WATCH | Greek life on George Mason's campus in Fairfax, VA, is far from the usual stereotypes you see depicted about frats and sororities...Tell us your story.
George Mason University is a diverse campus filled with many different students who come from all kinds of backgrounds and cultures, but there is one thing that can connect these students together: Greek life. But, over the years frats and sororities have seen some bad press--from incidents involving hazing to sex assault lawsuits.
Tuft's University in Medford, MA, coordinated recruitment of Kappa Alpha Theta (Theta) and Alpha Omicron Pi (AOII) after the suspension of recruitment for all organizations since last year. During the week’s recruitment events, some students gathered to protest Greek life as an institution and promote alternative social spaces. This has been a growing concern on many campuses. A lot of students feel left out and need social options. Many believe their identity and background prevent them from interacting with members of Greek life.
George Mason Greeks, on the other hand, hope to change the controversial stereotypes through volunteering and philanthropic activities. "Going Greek" is notoriously seen as debauchery if you believe all the portrayals on television and in the movies. It's the college experience everyone loves to hate. But, millennial Greeks hope to change the stereotype for good.

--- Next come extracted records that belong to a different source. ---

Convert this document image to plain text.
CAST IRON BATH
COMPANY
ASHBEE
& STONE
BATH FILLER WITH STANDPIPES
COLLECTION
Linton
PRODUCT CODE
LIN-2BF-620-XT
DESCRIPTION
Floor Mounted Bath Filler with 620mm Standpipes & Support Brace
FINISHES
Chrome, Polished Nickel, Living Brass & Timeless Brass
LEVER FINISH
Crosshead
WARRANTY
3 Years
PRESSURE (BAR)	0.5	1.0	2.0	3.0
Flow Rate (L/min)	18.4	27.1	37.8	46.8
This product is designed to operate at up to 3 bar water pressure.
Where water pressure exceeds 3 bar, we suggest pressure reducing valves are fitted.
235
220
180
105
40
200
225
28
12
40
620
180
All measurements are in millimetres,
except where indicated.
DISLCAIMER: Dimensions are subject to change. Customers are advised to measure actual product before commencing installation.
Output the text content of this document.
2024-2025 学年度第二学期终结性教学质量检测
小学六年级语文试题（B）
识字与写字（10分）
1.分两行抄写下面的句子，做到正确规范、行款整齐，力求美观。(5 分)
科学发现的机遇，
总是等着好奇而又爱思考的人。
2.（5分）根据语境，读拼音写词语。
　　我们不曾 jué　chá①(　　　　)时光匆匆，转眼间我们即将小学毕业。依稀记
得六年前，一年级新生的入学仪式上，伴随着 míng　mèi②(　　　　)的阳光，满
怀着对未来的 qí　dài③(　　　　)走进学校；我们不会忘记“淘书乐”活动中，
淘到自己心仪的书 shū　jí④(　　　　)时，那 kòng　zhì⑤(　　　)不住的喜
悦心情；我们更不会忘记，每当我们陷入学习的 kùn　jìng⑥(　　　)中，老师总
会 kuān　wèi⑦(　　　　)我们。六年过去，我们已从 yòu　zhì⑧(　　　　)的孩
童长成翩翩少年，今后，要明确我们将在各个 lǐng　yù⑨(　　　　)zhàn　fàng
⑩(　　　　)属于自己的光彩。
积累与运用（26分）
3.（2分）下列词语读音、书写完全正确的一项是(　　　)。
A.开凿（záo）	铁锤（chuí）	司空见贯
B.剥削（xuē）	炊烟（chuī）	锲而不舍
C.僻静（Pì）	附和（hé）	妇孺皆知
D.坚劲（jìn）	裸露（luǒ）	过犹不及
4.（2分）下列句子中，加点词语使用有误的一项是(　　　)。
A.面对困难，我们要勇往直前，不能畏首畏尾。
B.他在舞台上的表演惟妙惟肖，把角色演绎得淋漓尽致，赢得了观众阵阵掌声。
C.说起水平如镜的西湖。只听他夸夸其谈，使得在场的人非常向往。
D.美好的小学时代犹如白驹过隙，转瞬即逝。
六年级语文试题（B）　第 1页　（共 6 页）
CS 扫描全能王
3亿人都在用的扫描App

More importantly college students are now making "Greek Week" a long celebration about volunteering and giving back. Fraternity and sorority life can be fun, and we found many students who love to do their part in the community.
Brian Bott, Pi Kappa Phi said: “I know a lot of fraternities on campus get this bad stigma of all we do is party, all we do is drink, we don’t care about anything in the community. But Greek week really brings everyone together. It’s a time where everyone comes together as one, no matter what fraternity or sorority you are. We always work together for the greater good.”
The goal of "Greek Week" is to unite the Greek community under a common bond of fraternal friendship. There are activities to help the community, to foster friendship and, of course, to have some fun along the way.
Rondene Grinam, GMU Faculty/Alpha Omicron Pi said,
“I think Greek Week is really important because it gives us a chance to really dive into what being in a sorority is all about and that’s philanthropy.”
During "Greek Week," Mason Greeks raised $4,500 toward Habitat for Humanity and over 30,000 pounds in food donations. Some of the events of the week included Shack building to represent homelessness, a day of service, faculty staff appreciation day, aquatics night and the highlight--"Greek Sing."
We don't just party. We don't do all the crazy things that people think we do. We actually give back.
Millennial college students spend weeks preparing a skit showcasing their teams individual thme. The winning team of the "Greek Week" wins nothing, but claims bragging rights because all the proceeds go to a good cause.
Tons of support came out during this Greek week.
People turned the campus into games and fun.
This is big for college campuses to change the Greek stereotype.